Anne Marie Duff y Kenneth Cranham. Foto: Brinkhoff Mogenberg
La pieza está magníficamente interpretada por Kenneth Cranham y Anne-Marie Duff: él, firme en sus costumbres; ella, deslenguada y estadounidense, viajera curtida, aventurera pero marcada por la ausencia de su hijo, desaparecido en Nueva Jersey. Ella es la incertidumbre: le miente, confiesa sus mentiras y escarba en su vida. A él lo pesa la muerte de su hermana, y lo lleva en la forma de caminar; es una delicia ver cómo Cranham va abriendo a Alex conforme avanza la obra, especialmente su gozo con la risa de ella. Pero ella es compleja, casi una cambiaformas, y Anne-Marie Duff irradia energía: una interpretación luminosa. Resulta especialmente gratificante ver a un hombre de 75 años representado como un ser sexual, sin enfermedad ni dolor, aunque su probable muerte proyecta una sombra sobre la relación a medida que se enamoran: rara vez se ve una historia de amor entre generaciones. El diseño de Bunny Christie y la ejemplar iluminación de Paule Constable se complementan a la perfección, envolviendo a los personajes en escenas íntimas; la cama de Alex entra rodando en escena mientras ellos, borrachos, ruedan hacia ella, sacando el máximo partido a la luz, el espacio y la sencillez.

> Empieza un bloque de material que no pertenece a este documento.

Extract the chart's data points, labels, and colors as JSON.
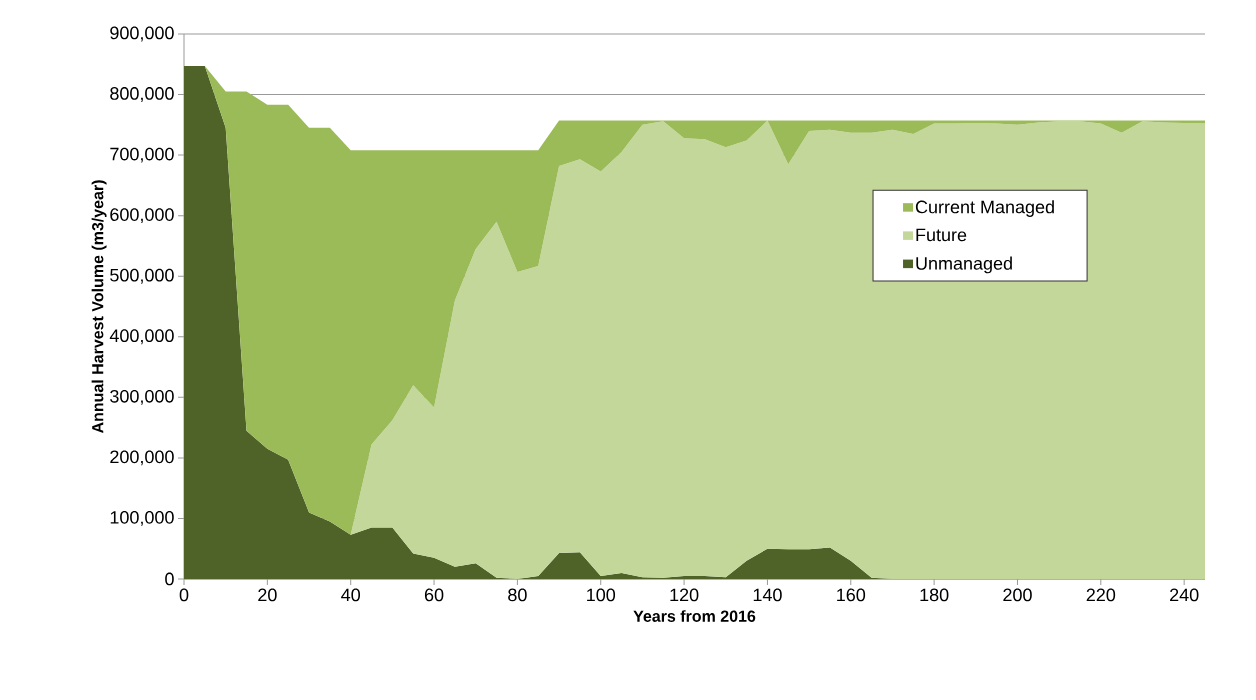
{
  "chart_data": {
    "type": "area",
    "stacked": true,
    "xlabel": "Years from 2016",
    "ylabel": "Annual Harvest Volume (m3/year)",
    "x": [
      0,
      5,
      10,
      15,
      20,
      25,
      30,
      35,
      40,
      45,
      50,
      55,
      60,
      65,
      70,
      75,
      80,
      85,
      90,
      95,
      100,
      105,
      110,
      115,
      120,
      125,
      130,
      135,
      140,
      145,
      150,
      155,
      160,
      165,
      170,
      175,
      180,
      185,
      190,
      195,
      200,
      205,
      210,
      215,
      220,
      225,
      230,
      235,
      240,
      245
    ],
    "series": [
      {
        "name": "Unmanaged",
        "color": "#4f6228",
        "values": [
          847000,
          847000,
          745000,
          245000,
          215000,
          197000,
          110000,
          95000,
          73000,
          85000,
          85000,
          42000,
          35000,
          20000,
          26000,
          2000,
          0,
          5000,
          43000,
          44000,
          5000,
          10000,
          3000,
          2000,
          5000,
          5000,
          3000,
          30000,
          50000,
          49000,
          49000,
          52000,
          30000,
          2000,
          0,
          0,
          0,
          0,
          0,
          0,
          0,
          0,
          0,
          0,
          0,
          0,
          0,
          0,
          0,
          0
        ]
      },
      {
        "name": "Future",
        "color": "#c4d79b",
        "values": [
          null,
          null,
          null,
          null,
          null,
          null,
          null,
          null,
          0,
          137000,
          177000,
          278000,
          248000,
          440000,
          519000,
          588000,
          507000,
          512000,
          639000,
          649000,
          668000,
          695000,
          747000,
          754000,
          723000,
          721000,
          710000,
          694000,
          707000,
          636000,
          691000,
          690000,
          707000,
          735000,
          742000,
          735000,
          752000,
          752000,
          753000,
          752000,
          750000,
          754000,
          756000,
          756000,
          752000,
          737000,
          756000,
          754000,
          753000,
          753000
        ]
      },
      {
        "name": "Current Managed",
        "color": "#9bbb59",
        "values": [
          0,
          0,
          60000,
          560000,
          568000,
          586000,
          635000,
          650000,
          635000,
          486000,
          446000,
          388000,
          425000,
          248000,
          163000,
          118000,
          201000,
          191000,
          75000,
          64000,
          84000,
          52000,
          7000,
          1000,
          29000,
          31000,
          44000,
          33000,
          0,
          72000,
          17000,
          15000,
          20000,
          20000,
          15000,
          22000,
          5000,
          5000,
          4000,
          5000,
          7000,
          3000,
          1000,
          1000,
          5000,
          20000,
          1000,
          3000,
          4000,
          4000
        ]
      }
    ],
    "xlim": [
      0,
      245
    ],
    "xticks": [
      0,
      20,
      40,
      60,
      80,
      100,
      120,
      140,
      160,
      180,
      200,
      220,
      240
    ],
    "ylim": [
      0,
      900000
    ],
    "yticks": [
      {
        "value": 0,
        "label": "0"
      },
      {
        "value": 100000,
        "label": "100,000"
      },
      {
        "value": 200000,
        "label": "200,000"
      },
      {
        "value": 300000,
        "label": "300,000"
      },
      {
        "value": 400000,
        "label": "400,000"
      },
      {
        "value": 500000,
        "label": "500,000"
      },
      {
        "value": 600000,
        "label": "600,000"
      },
      {
        "value": 700000,
        "label": "700,000"
      },
      {
        "value": 800000,
        "label": "800,000"
      },
      {
        "value": 900000,
        "label": "900,000"
      }
    ],
    "grid": "y",
    "legend": "right"
  }
}
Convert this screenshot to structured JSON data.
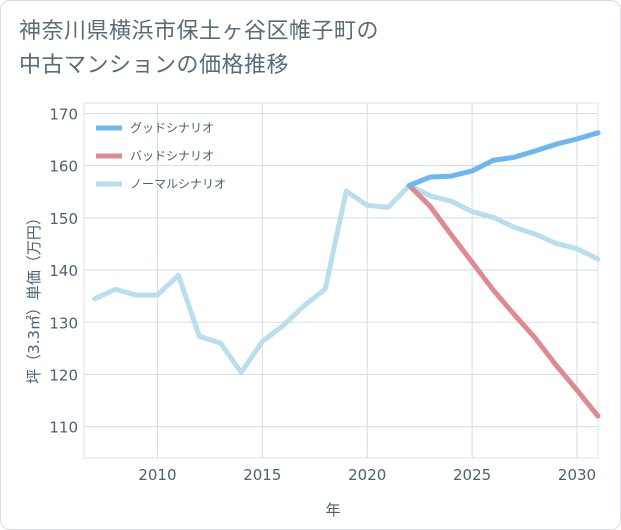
{
  "chart_data": {
    "type": "line",
    "title_lines": [
      "神奈川県横浜市保土ヶ谷区帷子町の",
      "中古マンションの価格推移"
    ],
    "xlabel": "年",
    "ylabel": "坪（3.3㎡）単価（万円）",
    "xlim": [
      2006.5,
      2031
    ],
    "ylim": [
      104,
      172
    ],
    "xticks": [
      2010,
      2015,
      2020,
      2025,
      2030
    ],
    "yticks": [
      110,
      120,
      130,
      140,
      150,
      160,
      170
    ],
    "grid": true,
    "legend_position": "top-left",
    "series": [
      {
        "name": "グッドシナリオ",
        "color": "#6cb7ef",
        "x": [
          2022,
          2023,
          2024,
          2025,
          2026,
          2027,
          2028,
          2029,
          2030,
          2031
        ],
        "y": [
          156.2,
          157.8,
          158,
          159,
          161,
          161.6,
          162.8,
          164.1,
          165.1,
          166.3
        ]
      },
      {
        "name": "バッドシナリオ",
        "color": "#de8a91",
        "x": [
          2022,
          2023,
          2024,
          2025,
          2026,
          2027,
          2028,
          2029,
          2030,
          2031
        ],
        "y": [
          156.2,
          152.2,
          146.8,
          141.5,
          136.2,
          131.5,
          127,
          121.8,
          117,
          112
        ]
      },
      {
        "name": "ノーマルシナリオ",
        "color": "#b9deed",
        "x": [
          2007,
          2008,
          2009,
          2010,
          2011,
          2012,
          2013,
          2014,
          2015,
          2016,
          2017,
          2018,
          2019,
          2020,
          2021,
          2022,
          2023,
          2024,
          2025,
          2026,
          2027,
          2028,
          2029,
          2030,
          2031
        ],
        "y": [
          134.5,
          136.3,
          135.2,
          135.2,
          139,
          127.3,
          126,
          120.4,
          126.3,
          129.4,
          133.2,
          136.4,
          155.1,
          152.4,
          152,
          156.2,
          154.2,
          153.2,
          151.2,
          150.1,
          148.2,
          146.9,
          145.1,
          144.1,
          142.1
        ]
      }
    ]
  }
}
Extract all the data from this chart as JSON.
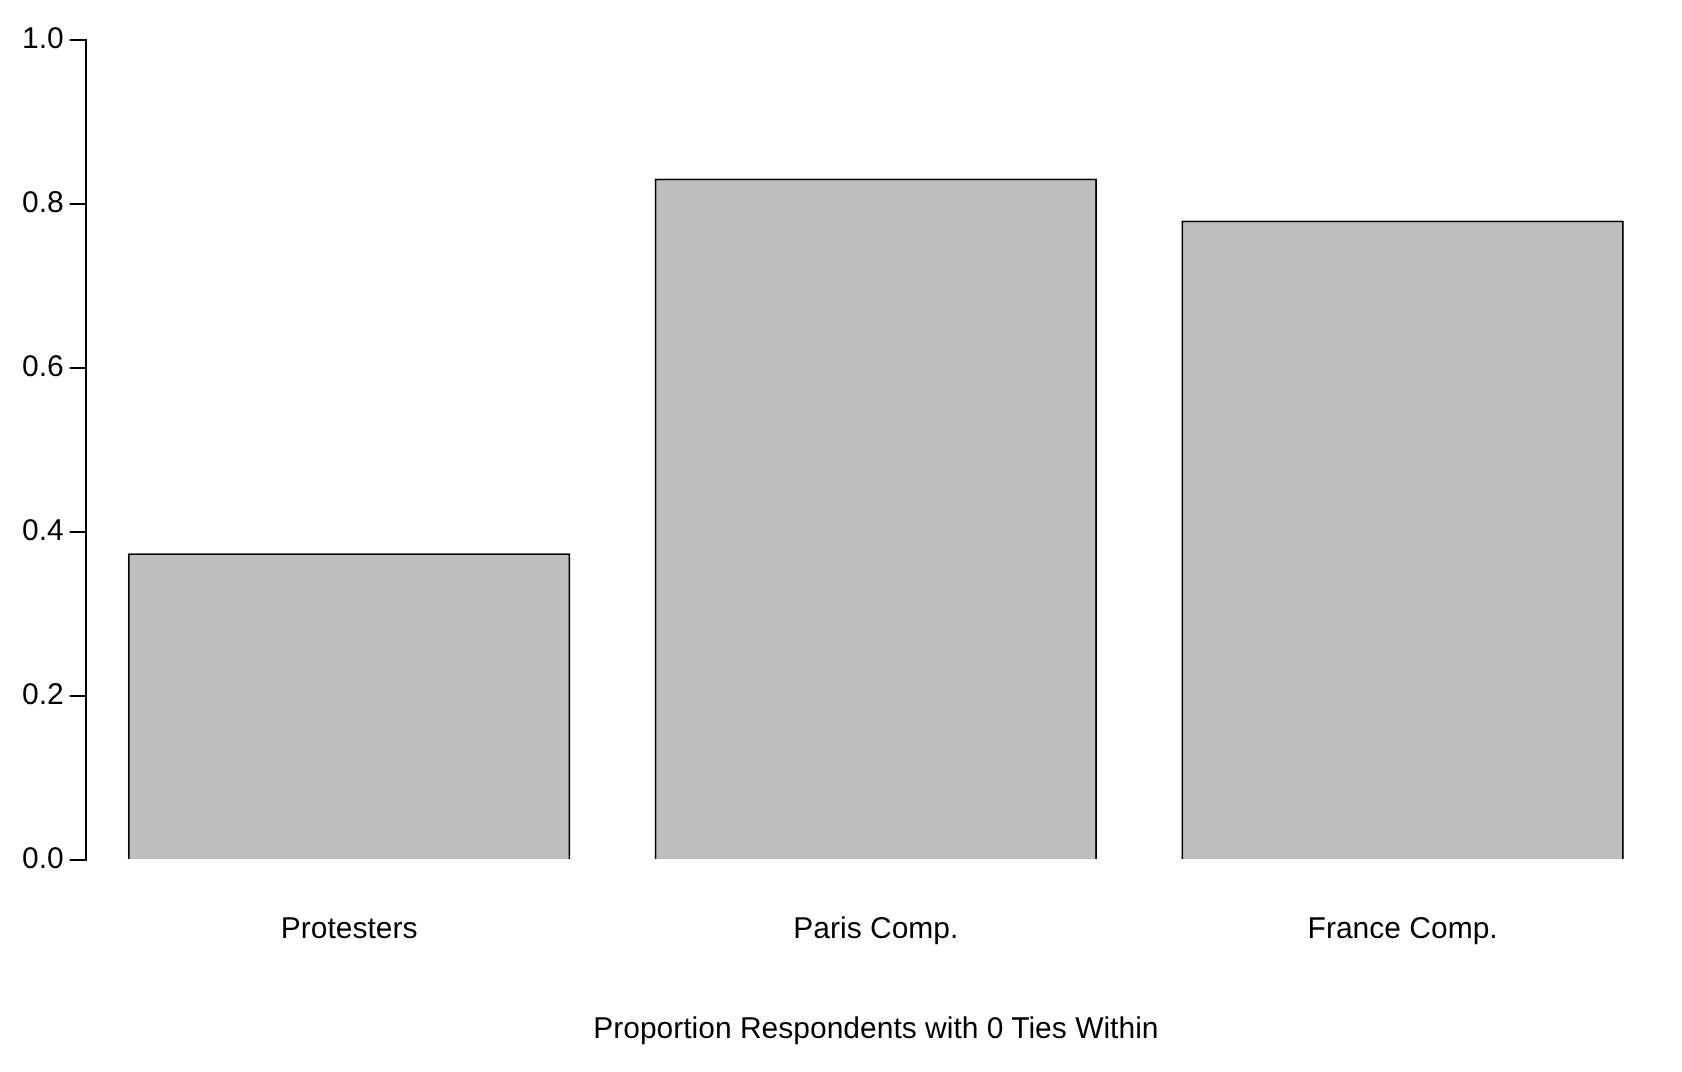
{
  "chart_data": {
    "type": "bar",
    "xlabel": "Proportion Respondents with 0 Ties Within",
    "categories": [
      "Protesters",
      "Paris Comp.",
      "France Comp."
    ],
    "values": [
      0.374,
      0.831,
      0.78
    ],
    "color": "#bebebe",
    "ylim": [
      0,
      1
    ],
    "yticks": [
      {
        "value": 0,
        "label": "0.0"
      },
      0.2,
      0.4,
      0.6,
      0.8,
      {
        "value": 1,
        "label": "1.0"
      }
    ],
    "grid": false,
    "legend": false
  }
}
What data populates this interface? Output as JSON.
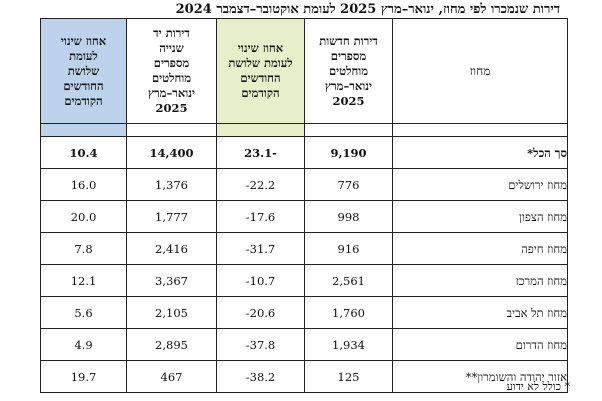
{
  "title": "דירות שנמכרו לפי מחוז, ינואר–מרץ 2025 לעומת אוקטובר–דצמבר 2024",
  "headers": {
    "region": "מחוז",
    "new_lines": [
      "דירות חדשות",
      "מספרים",
      "מוחלטים",
      "ינואר–מרץ",
      "2025"
    ],
    "change_new_lines": [
      "אחוז שינוי",
      "לעומת שלושת",
      "החודשים",
      "הקודמים"
    ],
    "used_lines": [
      "דירות יד",
      "שנייה",
      "מספרים",
      "מוחלטים",
      "ינואר–מרץ",
      "2025"
    ],
    "change_used_lines": [
      "אחוז שינוי",
      "לעומת",
      "שלושת",
      "החודשים",
      "הקודמים"
    ]
  },
  "rows": [
    {
      "region": "סך הכל*",
      "new": "9,190",
      "change_new": "-23.1",
      "used": "14,400",
      "change_used": "10.4"
    },
    {
      "region": "מחוז ירושלים",
      "new": "776",
      "change_new": "22.2-",
      "used": "1,376",
      "change_used": "16.0"
    },
    {
      "region": "מחוז הצפון",
      "new": "998",
      "change_new": "17.6-",
      "used": "1,777",
      "change_used": "20.0"
    },
    {
      "region": "מחוז חיפה",
      "new": "916",
      "change_new": "31.7-",
      "used": "2,416",
      "change_used": "7.8"
    },
    {
      "region": "מחוז המרכז",
      "new": "2,561",
      "change_new": "10.7-",
      "used": "3,367",
      "change_used": "12.1"
    },
    {
      "region": "מחוז תל אביב",
      "new": "1,760",
      "change_new": "20.6-",
      "used": "2,105",
      "change_used": "5.6"
    },
    {
      "region": "מחוז הדרום",
      "new": "1,934",
      "change_new": "37.8-",
      "used": "2,895",
      "change_used": "4.9"
    },
    {
      "region": "אזור יהודה והשומרון**",
      "new": "125",
      "change_new": "38.2-",
      "used": "467",
      "change_used": "19.7"
    }
  ],
  "footnote": "* כולל לא ידוע",
  "colors": {
    "green_header": "#e5f0ca",
    "blue_header": "#bdd3eb"
  }
}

Anne Marie Duff y Kenneth Cranham. Foto: Brinkhoff Mogenberg
En última instancia, el principio de incertidumbre es el Amor: su promesa y su amenaza. La obra funciona a base de dualidades: inglés/estadounidense, timidez/desparpajo, rutina/aventura, certeza/incertidumbre. El guion, bronco y hermoso, de Simon Stephens no se reduce a un esquema tan simple, pero a mí me pareció que le faltaba profundidad. Alex tiene un parlamento precioso, mientras escucha a Bach, sobre cómo la música se construye en el espacio entre las notas; y, para mí, ahí está el problema de la obra. Con 90 minutos, da la sensación de que podría ser incluso más corta, y la tensión no se eleva lo suficiente. Alex se acostumbra a la incertidumbre demasiado rápido; se intuye una obra mayor en el espacio en blanco entre las líneas. En conjunto, da como resultado una velada muy contenida: una obra más interesante que absorbente.